I know that $SO(n)$ shares many topological invariants with $SO(n+1)$ for $n\ge 3$ (such as first fundamental group, first singular cohomology class over $\mathbb{Z}$, etc.). I also know that there is an inclusion $i: SO(n) \hookrightarrow SO(n+1)$ taking $A \mapsto \begin{bmatrix} A & 0 \\ 0 & 1 \\ \end{bmatrix}$. Is $SO(n)$ a deformation retract of $SO(n+1)$?
Edit: Perhaps this can be deduced from $SO(n+1)/SO(n)\cong \mathbb{S}^n$ altough I do not know how to do that.
On
Thomas's answer is fine (and I upvoted it), but here is a simpler one.
The dimension of $SO(n)$ is $n(n-1)/2$. Further, $SO(n)$ is orientable (as all Lie groups are) and compact. It follows that $H^{n(n+1)/2}(SO(n+1))\neq 0$, while $H^{n(n+1)/2}(SO(n)) = 0$. Thus, the two are not homotopy equivalent, so $SO(n+1)$ cannot deformation retract to $SO(n)$.
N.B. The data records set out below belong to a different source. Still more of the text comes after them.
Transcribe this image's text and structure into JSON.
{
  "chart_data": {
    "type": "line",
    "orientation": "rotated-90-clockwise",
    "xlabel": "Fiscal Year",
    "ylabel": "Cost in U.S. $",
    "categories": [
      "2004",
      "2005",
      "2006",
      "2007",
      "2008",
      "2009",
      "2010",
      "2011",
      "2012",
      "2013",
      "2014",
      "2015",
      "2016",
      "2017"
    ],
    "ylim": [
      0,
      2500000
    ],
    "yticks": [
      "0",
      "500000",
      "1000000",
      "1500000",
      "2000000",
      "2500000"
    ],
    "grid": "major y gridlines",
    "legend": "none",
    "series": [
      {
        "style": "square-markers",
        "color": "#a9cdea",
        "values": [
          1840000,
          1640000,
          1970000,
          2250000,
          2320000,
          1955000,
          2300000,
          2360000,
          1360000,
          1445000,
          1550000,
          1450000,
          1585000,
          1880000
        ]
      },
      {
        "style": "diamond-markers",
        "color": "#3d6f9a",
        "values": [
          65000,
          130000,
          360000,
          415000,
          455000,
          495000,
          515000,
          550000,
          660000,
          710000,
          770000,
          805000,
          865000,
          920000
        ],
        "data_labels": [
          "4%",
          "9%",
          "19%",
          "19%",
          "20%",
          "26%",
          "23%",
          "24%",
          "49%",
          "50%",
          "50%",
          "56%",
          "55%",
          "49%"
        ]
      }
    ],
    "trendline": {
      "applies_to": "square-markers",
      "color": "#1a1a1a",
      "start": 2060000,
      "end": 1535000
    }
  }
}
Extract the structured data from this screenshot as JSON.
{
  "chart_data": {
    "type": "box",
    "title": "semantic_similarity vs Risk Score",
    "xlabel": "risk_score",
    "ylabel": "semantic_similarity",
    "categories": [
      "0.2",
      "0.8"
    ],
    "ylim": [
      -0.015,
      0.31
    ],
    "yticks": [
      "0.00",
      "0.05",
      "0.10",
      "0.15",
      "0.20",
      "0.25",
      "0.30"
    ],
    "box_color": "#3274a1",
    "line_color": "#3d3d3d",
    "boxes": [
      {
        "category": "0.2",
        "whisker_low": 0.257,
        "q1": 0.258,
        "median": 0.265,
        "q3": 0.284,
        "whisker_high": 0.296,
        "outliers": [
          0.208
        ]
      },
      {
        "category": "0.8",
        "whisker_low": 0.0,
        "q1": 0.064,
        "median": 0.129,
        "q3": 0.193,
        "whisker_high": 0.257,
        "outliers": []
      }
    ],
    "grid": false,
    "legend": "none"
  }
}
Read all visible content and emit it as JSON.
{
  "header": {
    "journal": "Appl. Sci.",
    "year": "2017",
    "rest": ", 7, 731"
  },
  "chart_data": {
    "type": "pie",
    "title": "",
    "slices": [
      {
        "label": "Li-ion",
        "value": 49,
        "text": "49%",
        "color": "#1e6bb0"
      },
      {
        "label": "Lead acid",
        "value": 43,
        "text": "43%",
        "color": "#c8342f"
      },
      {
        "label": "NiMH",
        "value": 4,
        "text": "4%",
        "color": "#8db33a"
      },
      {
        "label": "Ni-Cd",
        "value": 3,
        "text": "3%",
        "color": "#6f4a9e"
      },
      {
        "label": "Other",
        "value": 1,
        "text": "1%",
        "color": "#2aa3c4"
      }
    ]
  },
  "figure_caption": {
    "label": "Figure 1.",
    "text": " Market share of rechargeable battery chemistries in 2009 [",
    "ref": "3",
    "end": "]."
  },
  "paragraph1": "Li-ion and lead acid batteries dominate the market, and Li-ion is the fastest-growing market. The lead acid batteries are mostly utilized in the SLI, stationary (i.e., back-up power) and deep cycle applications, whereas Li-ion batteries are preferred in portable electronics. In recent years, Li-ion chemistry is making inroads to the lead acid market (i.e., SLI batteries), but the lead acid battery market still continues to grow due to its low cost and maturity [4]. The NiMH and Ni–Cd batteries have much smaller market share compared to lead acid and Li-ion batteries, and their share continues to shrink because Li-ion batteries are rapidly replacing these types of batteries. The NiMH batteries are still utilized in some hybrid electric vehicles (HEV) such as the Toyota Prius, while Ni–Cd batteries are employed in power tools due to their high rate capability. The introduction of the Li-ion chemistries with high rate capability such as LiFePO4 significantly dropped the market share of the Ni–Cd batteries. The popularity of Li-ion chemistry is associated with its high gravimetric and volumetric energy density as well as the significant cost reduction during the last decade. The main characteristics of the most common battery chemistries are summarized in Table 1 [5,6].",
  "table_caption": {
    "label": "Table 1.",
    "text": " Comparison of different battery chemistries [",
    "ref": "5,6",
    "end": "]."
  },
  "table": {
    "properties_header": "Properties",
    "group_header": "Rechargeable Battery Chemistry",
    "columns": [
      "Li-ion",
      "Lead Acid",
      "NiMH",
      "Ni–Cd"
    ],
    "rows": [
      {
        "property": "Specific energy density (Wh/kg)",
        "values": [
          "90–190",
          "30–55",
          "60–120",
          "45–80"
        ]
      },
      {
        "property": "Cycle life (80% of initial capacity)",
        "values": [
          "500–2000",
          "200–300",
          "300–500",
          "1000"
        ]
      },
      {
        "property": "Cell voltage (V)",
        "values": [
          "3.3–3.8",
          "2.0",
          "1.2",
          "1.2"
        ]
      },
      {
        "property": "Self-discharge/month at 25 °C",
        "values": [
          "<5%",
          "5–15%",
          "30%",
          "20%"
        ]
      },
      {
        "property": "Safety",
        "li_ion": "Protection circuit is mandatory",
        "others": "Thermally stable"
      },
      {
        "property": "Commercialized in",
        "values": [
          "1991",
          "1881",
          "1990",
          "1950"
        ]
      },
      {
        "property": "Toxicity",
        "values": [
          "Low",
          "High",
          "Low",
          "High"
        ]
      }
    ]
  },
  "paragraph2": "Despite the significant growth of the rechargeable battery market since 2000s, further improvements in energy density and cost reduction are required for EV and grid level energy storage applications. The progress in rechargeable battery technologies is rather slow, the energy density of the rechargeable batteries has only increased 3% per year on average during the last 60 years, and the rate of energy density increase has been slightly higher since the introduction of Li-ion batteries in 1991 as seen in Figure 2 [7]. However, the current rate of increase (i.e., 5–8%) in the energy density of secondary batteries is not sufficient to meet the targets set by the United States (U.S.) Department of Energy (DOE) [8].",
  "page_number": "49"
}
It is not a deformation retract.
As you remark there is a map $SO(n+1)\rightarrow S^n$ that sends a matrix in $SO(n+1)$ to the first basis vector. As you can check, this map is a submersion and the fiber is $SO(n)$. Thus we have a fiber bundle
$$ SO(n)\rightarrow SO(n+1)\rightarrow S^n. $$
From this you can see that the "low dimensional" topology of $SO(n)$ stabilizes for large $n$. Namely there are long exact sequences in homotopy
$$ \ldots \rightarrow \pi_k(SO(n))\rightarrow \pi_k(SO(n+1))\rightarrow \pi_k(S^n)\rightarrow \pi_{k-1}(SO(n))\rightarrow \ldots $$ and a similar sequence in (co)homology called the Wang sequence. The latter sequence strongly uses the fact that the base of the fibration is a sphere, in general for a fiber bundle there is a more complicated relation: the Serre spectral sequence.
Anyway, returning to the long exact sequence above, we see that if $k<n-1$ then $\pi_{k+1}(S^n)\cong \pi_k(S^n)\cong 0$ and the long exact sequence breaks down to $$ 0\rightarrow \pi_k(SO(n))\rightarrow \pi_k(SO(n+1))\rightarrow 0 $$ i.e. the groups are isomorphic.
You can see that this cannot be the case for homotopy groups $k>>n$ as the homotopy groups of spheres are very complicated. Colloquially speaking: the homotopy groups of $SO(n)$ and $SO(n+1)$ differ by the homotopy groups of $S^n$.